Why I build for news.
First of all, it’s rewarding. You make stuff that real people see. Do your friends and family know what you do? Well, mine still don’t really understand what I do, but they actually use what I make.
There is always a new project. We’re constantly iterating. You’re not building a single thing for months or years. We build quick things wrong and start over and learn. Not only do you learn from your mistakes, there is always a next opportunity to do things right.
The people in this industry are amazing. Journalists are generally smart, well read and interesting people. In my experience, most of them are down-to-earth and are happy to lend a hand or give advice. All this amounts to a work environment unlike I’ve ever experienced before entering the news industry.
There are things that need to be fixed, and everyone realizes this. Executives to copy editors, sales people to beat reporters.
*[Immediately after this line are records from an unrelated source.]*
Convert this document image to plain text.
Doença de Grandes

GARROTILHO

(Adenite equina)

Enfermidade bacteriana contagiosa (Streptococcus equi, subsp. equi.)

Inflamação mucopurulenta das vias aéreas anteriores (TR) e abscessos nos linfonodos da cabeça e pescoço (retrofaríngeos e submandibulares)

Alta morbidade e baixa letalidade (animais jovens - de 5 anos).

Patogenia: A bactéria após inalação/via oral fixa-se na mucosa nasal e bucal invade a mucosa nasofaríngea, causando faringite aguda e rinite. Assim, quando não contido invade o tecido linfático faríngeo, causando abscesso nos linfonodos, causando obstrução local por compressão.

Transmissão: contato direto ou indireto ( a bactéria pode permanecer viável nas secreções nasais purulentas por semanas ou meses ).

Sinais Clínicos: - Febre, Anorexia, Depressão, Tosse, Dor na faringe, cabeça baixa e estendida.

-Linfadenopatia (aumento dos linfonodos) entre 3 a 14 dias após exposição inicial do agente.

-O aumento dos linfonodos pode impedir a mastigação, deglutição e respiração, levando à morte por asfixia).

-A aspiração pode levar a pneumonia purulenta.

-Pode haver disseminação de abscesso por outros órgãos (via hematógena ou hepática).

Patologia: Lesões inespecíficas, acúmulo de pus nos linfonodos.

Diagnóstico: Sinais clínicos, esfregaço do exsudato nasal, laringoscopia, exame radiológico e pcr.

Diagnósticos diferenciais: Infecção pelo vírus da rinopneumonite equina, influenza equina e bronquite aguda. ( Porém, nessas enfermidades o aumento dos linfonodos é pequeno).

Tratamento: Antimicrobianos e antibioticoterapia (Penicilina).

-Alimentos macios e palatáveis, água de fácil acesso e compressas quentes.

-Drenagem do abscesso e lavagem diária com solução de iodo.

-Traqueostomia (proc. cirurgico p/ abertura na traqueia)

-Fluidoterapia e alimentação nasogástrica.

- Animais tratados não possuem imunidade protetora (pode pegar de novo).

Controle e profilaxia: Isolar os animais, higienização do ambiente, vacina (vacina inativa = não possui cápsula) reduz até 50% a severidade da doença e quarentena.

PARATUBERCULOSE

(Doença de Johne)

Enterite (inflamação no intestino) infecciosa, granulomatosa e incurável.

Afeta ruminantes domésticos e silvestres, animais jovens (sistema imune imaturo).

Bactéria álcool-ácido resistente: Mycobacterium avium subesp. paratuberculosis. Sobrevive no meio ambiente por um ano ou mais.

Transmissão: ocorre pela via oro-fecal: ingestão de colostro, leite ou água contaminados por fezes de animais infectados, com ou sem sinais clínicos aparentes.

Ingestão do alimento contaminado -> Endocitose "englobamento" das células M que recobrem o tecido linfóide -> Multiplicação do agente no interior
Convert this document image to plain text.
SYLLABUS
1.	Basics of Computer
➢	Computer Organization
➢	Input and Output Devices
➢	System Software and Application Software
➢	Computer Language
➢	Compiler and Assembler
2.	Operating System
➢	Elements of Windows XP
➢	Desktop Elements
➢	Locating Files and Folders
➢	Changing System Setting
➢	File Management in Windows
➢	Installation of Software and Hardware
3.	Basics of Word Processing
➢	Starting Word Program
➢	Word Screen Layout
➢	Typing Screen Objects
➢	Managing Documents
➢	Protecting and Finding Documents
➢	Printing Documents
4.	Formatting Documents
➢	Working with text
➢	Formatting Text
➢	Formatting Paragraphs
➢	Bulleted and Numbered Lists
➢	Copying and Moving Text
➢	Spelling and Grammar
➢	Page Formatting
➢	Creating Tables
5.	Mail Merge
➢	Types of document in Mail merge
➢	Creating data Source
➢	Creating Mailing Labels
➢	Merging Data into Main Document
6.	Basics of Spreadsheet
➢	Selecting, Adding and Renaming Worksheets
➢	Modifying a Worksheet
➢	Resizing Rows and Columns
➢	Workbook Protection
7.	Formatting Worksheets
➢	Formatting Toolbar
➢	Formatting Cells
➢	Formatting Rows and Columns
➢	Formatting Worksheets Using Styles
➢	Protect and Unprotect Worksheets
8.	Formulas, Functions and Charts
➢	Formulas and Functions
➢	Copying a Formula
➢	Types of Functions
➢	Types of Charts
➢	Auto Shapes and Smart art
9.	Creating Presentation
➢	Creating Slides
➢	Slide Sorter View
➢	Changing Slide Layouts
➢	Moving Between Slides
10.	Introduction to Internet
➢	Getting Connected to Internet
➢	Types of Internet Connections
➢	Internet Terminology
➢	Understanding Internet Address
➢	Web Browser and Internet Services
News orgs need help. Some are doing better than others. Often the problems are bureaucratic, organizational or financial, but all of them have technological problems that need smart, driven hackers.
Myself and others like me have been almost universally be welcomed by newsrooms in recent years. However it hasn’t been all rainbows and puppies, we have encountered serious bureaucratic, organizational, financial and technical challenges that have made us wonder whether we are truly welcome. But as with any industry with decades of momentum, change happens more slowly then we would like. And change requires people who make it happen.
Most importantly I build for news because I’m building for myself. News and information, learning and knowledge is an extremely important part of my life. The free flow of knowledge that the internet has made possible has brought me happiness, wonder and purpose. I couldn’t imagine not being a part of it.
If you want to get involved, check out the Knight-Mozilla fellowships or spend a year learning how to journalism at Northwestern University (my alma mater), with the help of a Knight scholarship.